What is certain is that George Osborne will play a key role in the next government; imagine him as a powerful US vice-president. Already, he has input into policy development in all areas: he is the fiscal filter through which everything must pass. In government, he will be, as one insider puts it, ‘somebody who will be ranging across Whitehall checking things are happening’. Indeed, Osborne’s co-ordinating role will be even more important in office than it is now. Letwin is currently charged with tying the whole Cameron policy agenda together. However, it is expected that in government he will shift from that role to the Department of Energy and Climate Change. (Greg Clark, the highly-thought-of shadow energy and climate change secretary, has been pencilled in to head up the putative Department of Social Justice.) Letwin’s move will make Osborne the person looking at the Cameron government in the round.
Some critics ask whether it is sensible for the Chancellor to take on extra work at a time of economic crisis. But the Tory operation is preparing for this, with Philip Hammond being groomed to be the most important Chief Secretary in a generation.
The Tory challenge in government will be complicated by how the internet makes it so much easier to build opposition to government policies. Local and ideological pressure groups will be able to build coalitions to oppose specific cuts for a minimal cost in time and effort. Combine that with the fact that every MP will have to be reselected because of Cameron’s plan to shrink the number of MPs by 10 per cent, and you have a potentially very difficult party management problem. This is yet another reason why it is imperative that Cameron is straight with the country about what needs to be done. Only if he has been so, will his MPs have the standing to reject demands that they object to the cuts that hit their constituencies.

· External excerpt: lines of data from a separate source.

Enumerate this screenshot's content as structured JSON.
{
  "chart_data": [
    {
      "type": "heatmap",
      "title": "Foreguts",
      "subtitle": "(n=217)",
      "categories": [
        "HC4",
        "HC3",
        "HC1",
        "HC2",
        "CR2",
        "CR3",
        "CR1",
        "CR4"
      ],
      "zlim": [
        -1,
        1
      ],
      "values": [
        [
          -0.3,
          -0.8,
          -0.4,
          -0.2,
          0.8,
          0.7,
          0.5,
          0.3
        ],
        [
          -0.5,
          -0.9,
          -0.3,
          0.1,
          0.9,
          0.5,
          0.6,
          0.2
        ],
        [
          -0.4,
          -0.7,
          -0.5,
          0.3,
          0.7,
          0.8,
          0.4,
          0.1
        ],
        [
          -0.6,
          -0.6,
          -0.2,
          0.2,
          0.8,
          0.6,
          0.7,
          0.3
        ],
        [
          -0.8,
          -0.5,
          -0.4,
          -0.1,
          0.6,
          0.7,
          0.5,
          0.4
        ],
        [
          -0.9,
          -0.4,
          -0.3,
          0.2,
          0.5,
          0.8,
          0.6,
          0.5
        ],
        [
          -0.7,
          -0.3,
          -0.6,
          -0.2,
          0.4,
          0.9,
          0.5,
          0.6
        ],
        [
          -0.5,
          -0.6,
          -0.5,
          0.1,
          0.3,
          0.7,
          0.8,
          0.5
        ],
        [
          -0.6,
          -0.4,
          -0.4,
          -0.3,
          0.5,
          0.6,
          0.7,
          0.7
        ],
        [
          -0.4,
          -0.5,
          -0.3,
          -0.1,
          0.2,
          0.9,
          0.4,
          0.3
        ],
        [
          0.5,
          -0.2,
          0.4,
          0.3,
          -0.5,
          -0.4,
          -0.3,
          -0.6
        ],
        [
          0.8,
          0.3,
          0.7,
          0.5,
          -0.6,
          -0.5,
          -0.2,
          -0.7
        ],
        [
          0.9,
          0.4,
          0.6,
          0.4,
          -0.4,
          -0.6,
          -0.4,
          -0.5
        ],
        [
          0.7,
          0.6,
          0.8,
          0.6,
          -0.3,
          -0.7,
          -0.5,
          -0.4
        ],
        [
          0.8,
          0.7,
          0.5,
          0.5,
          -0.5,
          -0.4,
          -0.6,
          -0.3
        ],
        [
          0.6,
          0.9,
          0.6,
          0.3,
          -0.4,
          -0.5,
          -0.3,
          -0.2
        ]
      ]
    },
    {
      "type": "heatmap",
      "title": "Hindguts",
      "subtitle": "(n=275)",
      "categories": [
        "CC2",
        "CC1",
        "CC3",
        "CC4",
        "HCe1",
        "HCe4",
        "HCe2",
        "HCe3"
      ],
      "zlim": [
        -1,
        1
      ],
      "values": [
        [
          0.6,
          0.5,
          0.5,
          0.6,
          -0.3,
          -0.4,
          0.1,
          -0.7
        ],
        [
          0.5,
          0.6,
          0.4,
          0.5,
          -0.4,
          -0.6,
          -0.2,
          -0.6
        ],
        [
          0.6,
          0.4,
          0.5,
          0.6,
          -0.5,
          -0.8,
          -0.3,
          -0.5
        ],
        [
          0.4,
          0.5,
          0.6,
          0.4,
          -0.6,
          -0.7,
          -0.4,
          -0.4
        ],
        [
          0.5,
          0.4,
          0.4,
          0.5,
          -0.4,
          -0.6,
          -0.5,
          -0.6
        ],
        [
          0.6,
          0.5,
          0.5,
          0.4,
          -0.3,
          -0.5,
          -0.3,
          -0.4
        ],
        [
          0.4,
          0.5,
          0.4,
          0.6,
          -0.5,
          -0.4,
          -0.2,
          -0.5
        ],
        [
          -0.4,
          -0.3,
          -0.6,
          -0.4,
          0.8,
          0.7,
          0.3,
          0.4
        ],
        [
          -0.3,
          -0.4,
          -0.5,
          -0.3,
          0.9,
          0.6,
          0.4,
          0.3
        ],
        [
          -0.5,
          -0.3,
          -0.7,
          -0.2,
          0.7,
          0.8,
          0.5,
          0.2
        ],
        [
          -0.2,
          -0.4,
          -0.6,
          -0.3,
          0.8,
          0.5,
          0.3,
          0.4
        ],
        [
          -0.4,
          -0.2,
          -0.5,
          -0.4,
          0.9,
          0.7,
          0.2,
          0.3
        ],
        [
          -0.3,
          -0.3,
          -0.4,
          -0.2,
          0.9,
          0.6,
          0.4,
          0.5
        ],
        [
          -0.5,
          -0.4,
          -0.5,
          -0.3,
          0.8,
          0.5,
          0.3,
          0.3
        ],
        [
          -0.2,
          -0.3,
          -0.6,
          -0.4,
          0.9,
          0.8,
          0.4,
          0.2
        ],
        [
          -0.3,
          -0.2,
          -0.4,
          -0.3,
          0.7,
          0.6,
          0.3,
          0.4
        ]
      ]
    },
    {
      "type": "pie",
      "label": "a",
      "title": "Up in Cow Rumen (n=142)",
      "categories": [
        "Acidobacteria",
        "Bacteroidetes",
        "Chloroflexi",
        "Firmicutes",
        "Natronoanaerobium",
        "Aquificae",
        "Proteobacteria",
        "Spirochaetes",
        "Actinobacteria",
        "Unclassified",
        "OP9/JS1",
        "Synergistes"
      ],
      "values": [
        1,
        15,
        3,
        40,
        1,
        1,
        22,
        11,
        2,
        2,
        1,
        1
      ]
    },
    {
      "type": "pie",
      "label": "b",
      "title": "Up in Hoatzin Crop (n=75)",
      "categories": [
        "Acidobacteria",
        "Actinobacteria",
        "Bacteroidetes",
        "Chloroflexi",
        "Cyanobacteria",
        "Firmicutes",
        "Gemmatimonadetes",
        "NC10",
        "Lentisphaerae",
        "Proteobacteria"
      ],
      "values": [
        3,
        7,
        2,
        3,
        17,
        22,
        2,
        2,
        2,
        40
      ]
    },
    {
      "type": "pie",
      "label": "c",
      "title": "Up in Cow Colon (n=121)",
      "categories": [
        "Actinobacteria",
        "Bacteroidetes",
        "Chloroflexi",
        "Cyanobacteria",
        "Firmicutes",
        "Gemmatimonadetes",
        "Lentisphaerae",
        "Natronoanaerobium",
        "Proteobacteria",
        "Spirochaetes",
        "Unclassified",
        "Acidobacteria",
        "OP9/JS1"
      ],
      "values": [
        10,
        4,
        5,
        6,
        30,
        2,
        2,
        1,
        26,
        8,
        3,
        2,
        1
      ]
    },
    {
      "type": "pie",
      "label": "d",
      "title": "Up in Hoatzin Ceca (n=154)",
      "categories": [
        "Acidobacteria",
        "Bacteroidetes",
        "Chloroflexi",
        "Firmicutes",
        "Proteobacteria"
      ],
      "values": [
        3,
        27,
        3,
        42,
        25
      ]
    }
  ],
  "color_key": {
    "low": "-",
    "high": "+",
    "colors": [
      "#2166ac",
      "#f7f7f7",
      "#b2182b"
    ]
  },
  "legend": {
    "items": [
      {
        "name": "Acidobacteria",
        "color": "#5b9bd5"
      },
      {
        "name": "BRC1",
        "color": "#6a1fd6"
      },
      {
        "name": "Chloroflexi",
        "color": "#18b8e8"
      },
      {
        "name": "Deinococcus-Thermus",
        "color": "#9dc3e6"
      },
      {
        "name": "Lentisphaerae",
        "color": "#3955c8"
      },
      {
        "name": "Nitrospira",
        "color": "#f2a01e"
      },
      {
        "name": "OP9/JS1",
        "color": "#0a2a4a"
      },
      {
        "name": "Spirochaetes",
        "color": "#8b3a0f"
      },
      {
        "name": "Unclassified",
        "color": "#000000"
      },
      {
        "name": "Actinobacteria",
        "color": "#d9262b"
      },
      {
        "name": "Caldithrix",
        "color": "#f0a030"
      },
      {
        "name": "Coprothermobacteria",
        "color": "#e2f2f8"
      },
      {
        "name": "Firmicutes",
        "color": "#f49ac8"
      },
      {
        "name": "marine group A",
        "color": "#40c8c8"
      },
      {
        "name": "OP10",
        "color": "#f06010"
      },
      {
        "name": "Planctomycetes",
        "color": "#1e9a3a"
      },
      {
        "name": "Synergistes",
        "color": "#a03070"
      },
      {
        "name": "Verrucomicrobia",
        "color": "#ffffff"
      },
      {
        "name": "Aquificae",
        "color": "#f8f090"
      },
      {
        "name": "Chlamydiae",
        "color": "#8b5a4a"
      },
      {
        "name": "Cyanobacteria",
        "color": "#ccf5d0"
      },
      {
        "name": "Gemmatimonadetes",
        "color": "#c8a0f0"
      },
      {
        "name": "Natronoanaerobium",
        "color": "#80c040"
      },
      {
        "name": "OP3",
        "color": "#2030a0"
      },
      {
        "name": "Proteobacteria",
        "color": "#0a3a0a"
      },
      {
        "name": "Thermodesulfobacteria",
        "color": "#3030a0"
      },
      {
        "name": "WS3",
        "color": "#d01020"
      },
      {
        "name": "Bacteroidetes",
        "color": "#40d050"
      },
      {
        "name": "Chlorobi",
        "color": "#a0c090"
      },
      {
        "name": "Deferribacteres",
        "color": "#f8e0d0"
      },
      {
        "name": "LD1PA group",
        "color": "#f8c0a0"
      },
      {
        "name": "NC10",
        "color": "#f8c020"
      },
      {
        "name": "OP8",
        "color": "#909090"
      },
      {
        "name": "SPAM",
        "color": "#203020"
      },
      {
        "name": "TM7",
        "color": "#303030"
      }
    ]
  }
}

When politics resumes properly in the autumn, we will see the latest iteration of David Cameron. His conference speech will not be the pre-election conference speech that he or his supporters would have expected him to deliver when he ran for the leadership back in 2005. It will not be him preaching sunny optimism, but rather him looking the country in the eye and telling it what it can no longer afford. Quietly confident that his majority is pretty much guaranteed, Cameron is going to start trying to secure a mandate. How bold he is prepared to be in pursuit of this mandate will tell us most of what we need to know about what kind of prime minister David Cameron will be.